An access control method where subject requests to perform operations on objects are granted or denied based on assigned attributes of the subject, assigned attributes of the object, environment conditions, and a set of policies that are specified in terms of those attributes and conditions

With this in mind, we could write our own Spring Expression Language (SpEL) based expressions that can then call with the existing @PreAuthorize@PostAuthorize@PreFilter and @PostFilersec:authorize tags and even from intercept-url conditions.

Is it Role Based Access Control (RBAC)?

No, Expression-Based Access Control  is not equivalent to Role Based Access Control (RBAC), but RBAC comes built-in with Spring Expression Language (SpEL). For instance, there are these two common expressions that allow us to implement Role Based Access Control (RBAC) with ease:

  • hasRole([role])
  • hasAnyRole([role1,role2])

However, when writing fine-grained authorization rules, we easily begin to write Spring EL expressions that surpass the granularity level of RBAC.

Web Security Expressions

Spring Security allows us to secure URLs using Expression-Based Access Control. The expressions should evaluate to true or false, defining whether or not access is granted. An example of restricting access in a RESTful application base on userID in a Java configuration:

http
.authorizeRequests()
.antMatchers("/user/{userId}/**").access("@webSecurity.checkUserId(authentication,#userId)")
...
...

Method Security Expressions

Method security is more complicated than permit or deny. There are four annotations that take expression attributes to perform pre and post-invocation authorization checks and also to support filtering of submitted collection arguments or return values.

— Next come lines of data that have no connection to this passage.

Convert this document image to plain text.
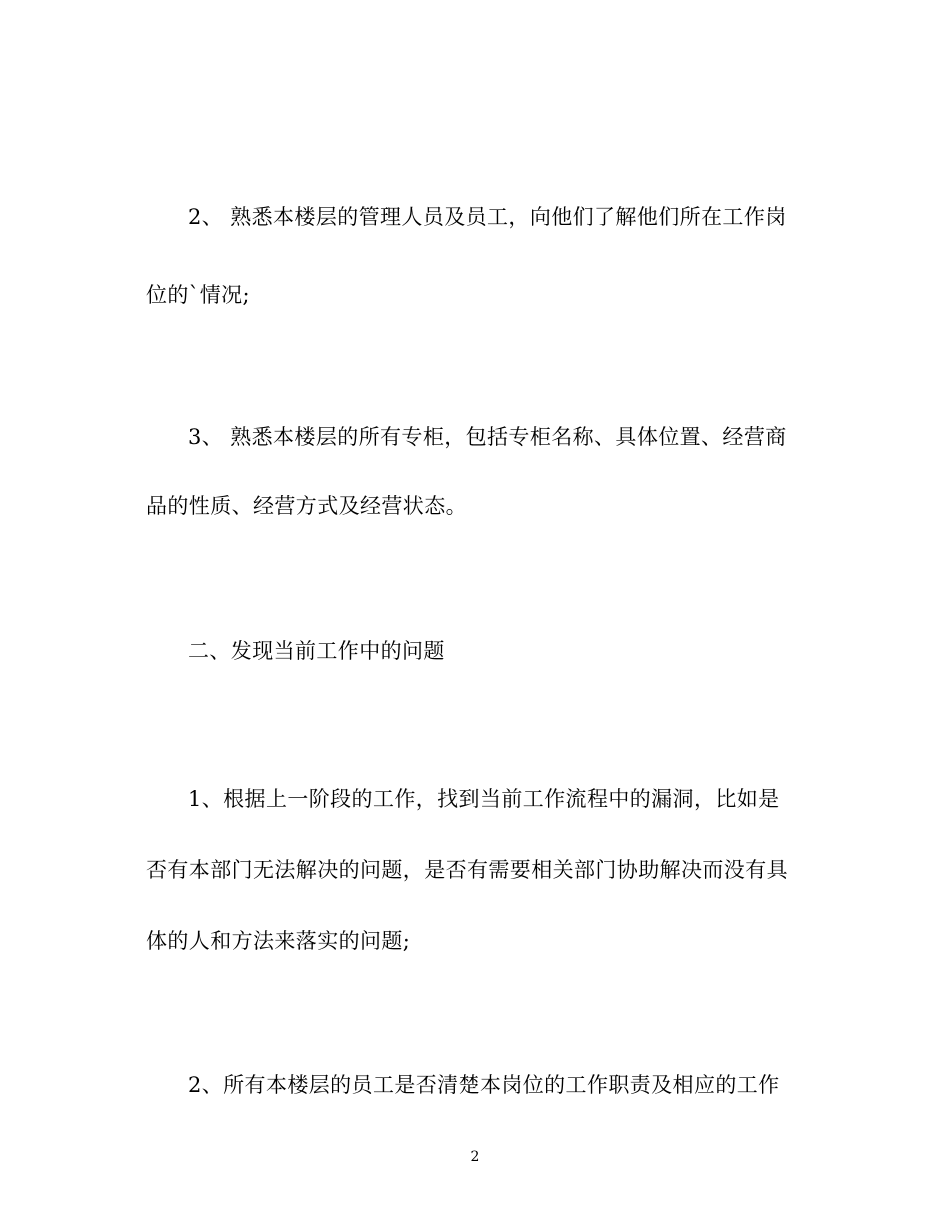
2、 熟悉本楼层的管理人员及员工，向他们了解他们所在工作岗
位的`情况;
3、 熟悉本楼层的所有专柜，包括专柜名称、具体位置、经营商
品的性质、经营方式及经营状态。
二、发现当前工作中的问题
1、根据上一阶段的工作，找到当前工作流程中的漏洞，比如是
否有本部门无法解决的问题，是否有需要相关部门协助解决而没有具
体的人和方法来落实的问题;
2、所有本楼层的员工是否清楚本岗位的工作职责及相应的工作
2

  1. @PreAuthorize, which is the most commonly used, decides whether a method can actually be invoked or not.
  2. @PostAuthorize, an uncommonly used annotation, performs an access-control check after the method has been invoked.
  3. With @PostFilter, Spring Security iterates through the returned collection and removes any items for which the provided expression is false.
  4. @PreFilter allows us to filter before the method call, but this is less commonly used.

Below we have an example of combining @PreAuthorize with @PostFilter for more fine grained security:

@PreAuthorize("hasRole('USER')")
@PostFilter("hasPermission(filterObject, 'read') or hasPermission(filterObject, 'admin')")
public List getAll();

How do you work with Spring Expression Language (SpEL) expressions for fine grained access control and Attribute Based Access Control (ABAC)?

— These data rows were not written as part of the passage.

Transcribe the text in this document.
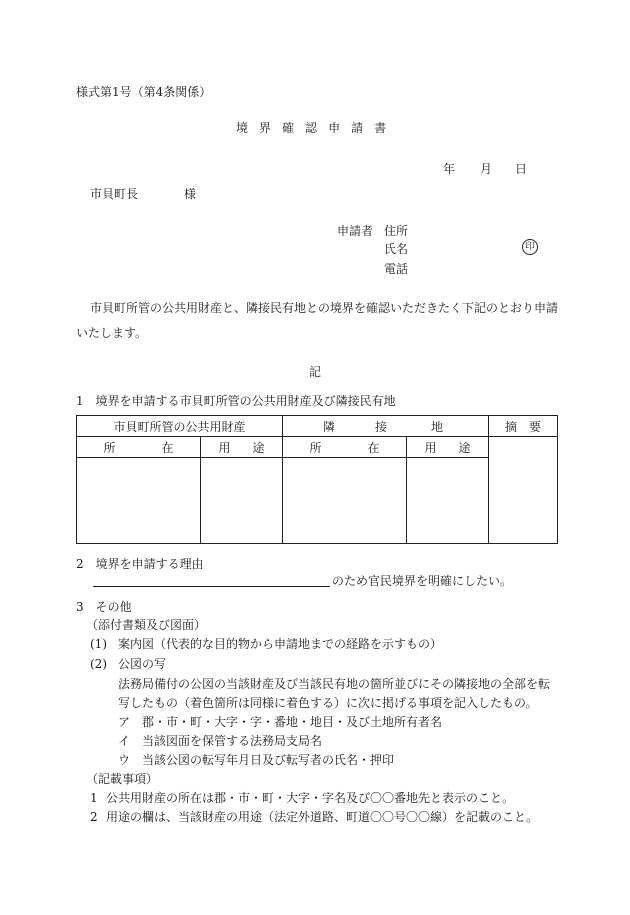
様式第1号（第4条関係）
境 界 確 認 申 請 書
年 月 日
市貝町長	様
申請者 住所
氏名	印
電話
市貝町所管の公共用財産と、隣接民有地との境界を確認いただきたく下記のとおり申請
いたします。
記
1　境界を申請する市貝町所管の公共用財産及び隣接民有地
市貝町所管の公共用財産		隣 接 地		摘 要
所 在	用 途	所 在	用 途	

2　境界を申請する理由
のため官民境界を明確にしたい。
3　その他
（添付書類及び図面）
(1) 案内図（代表的な目的物から申請地までの経路を示すもの）
(2) 公図の写
法務局備付の公図の当該財産及び当該民有地の箇所並びにその隣接地の全部を転
写したもの（着色箇所は同様に着色する）に次に掲げる事項を記入したもの。
ア 郡・市・町・大字・字・番地・地目・及び土地所有者名
イ 当該図面を保管する法務局支局名
ウ 当該公図の転写年月日及び転写者の氏名・押印
（記載事項）
1 公共用財産の所在は郡・市・町・大字・字名及び〇〇番地先と表示のこと。
2 用途の欄は、当該財産の用途（法定外道路、町道〇〇号〇〇線）を記載のこと。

As a provider of externalized dynamic authorization, also referred to as Attribute Based Access Control (ABAC) we closely integrate with Spring Security’s Expression Based Access Control. This means that we can write Spring Expression Language (SpEL) expressions for fine grained access control and send the requests to a Policy Decision Point (PDP).

Conclusion

Due to its power, ease of configuration, and support for Spring Express Language (SpEL), it’s no wonder why we all love Spring Security so much. Here at Axiomatics, we support many customers using Spring Security and we provide SDKs for the integration to our dynamic authorization suite, in addition to technical guidance from our team.